New Zealand photographer Jennifer French has succeeded, perhaps unusually, in practising her medium on both sides of the art and commercial divide, by strict separation of the two strands. Graduating BFA from the University of Auckland’s Elam School of Fine Arts in 1987, and later MFA from Melbourne’s RMIT in 2000, French has carved a niche for herself as New Zealand’s leading specialist photographer of art, documenting New Zealand projects in Venice Biennales and as Gallery Photographer at Auckland Art Gallery Toi o Tamaki, together with her art practice of sporadic production of discrete bodies of work.

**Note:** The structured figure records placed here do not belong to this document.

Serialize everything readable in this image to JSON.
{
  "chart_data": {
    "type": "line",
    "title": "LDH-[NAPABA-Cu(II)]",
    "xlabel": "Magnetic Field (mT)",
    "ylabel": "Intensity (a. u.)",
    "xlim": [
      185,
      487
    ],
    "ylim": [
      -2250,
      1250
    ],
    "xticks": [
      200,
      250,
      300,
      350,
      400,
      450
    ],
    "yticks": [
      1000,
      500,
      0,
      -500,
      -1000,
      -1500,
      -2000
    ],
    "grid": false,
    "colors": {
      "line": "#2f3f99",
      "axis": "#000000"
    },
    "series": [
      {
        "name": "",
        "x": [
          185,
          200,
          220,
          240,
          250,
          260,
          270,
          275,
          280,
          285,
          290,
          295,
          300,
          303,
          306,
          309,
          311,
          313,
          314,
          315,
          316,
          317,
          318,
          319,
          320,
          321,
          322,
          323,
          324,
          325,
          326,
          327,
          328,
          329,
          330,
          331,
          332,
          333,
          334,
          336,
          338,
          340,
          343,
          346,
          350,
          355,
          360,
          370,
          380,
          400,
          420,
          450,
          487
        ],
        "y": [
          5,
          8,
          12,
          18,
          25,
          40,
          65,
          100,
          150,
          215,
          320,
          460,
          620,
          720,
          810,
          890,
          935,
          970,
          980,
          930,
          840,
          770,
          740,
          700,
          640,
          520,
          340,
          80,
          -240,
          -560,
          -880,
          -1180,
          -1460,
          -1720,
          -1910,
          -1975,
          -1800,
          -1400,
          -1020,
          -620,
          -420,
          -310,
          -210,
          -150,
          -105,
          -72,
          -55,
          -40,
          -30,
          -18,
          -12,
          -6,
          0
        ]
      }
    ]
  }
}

Fluid ideas of time, its circularity and duration, and intuitive resonances of location or situation, and the nature of perception informed by such thinking, underpin her work. So, not so much Cartier-Bresson’s ‘decisive moment’ – a crisp excerpt from time’s flow. For her, ‘Photography, in the creation of the image, is an effect performed upon the object, by a photographer. It is a caress. It is a personal testament, a set of subjective mysteries. A use of image as metaphor for the act of looking.’
At the same time, French considers the photographic image as technologically arbitrary – a framing, a set of tonalities and colour, created by an optical system. In seeking to escape the frame, or utilise its fiction, French’s quiet meditations catch ‘things that could escape back into the ether with no one the wiser, if someone wasn’t there to arrest them.’
French has exhibited widely throughout New Zealand, including ‘Darkness & Light: Looking at the Landscape’ at Auckland Art Gallery Toi o Tāmaki (2000), and ‘A walk in the black forest’ at SHOW in Wellington in 2005. She was awarded the Möet & Chandon Fellowship and Residency in France in 1995, and graduated with an MFA in 2000 from RMIT, Melbourne, Australia.
French lives and works in Tāmaki Makaurau Auckland, Aotearoa New Zealand.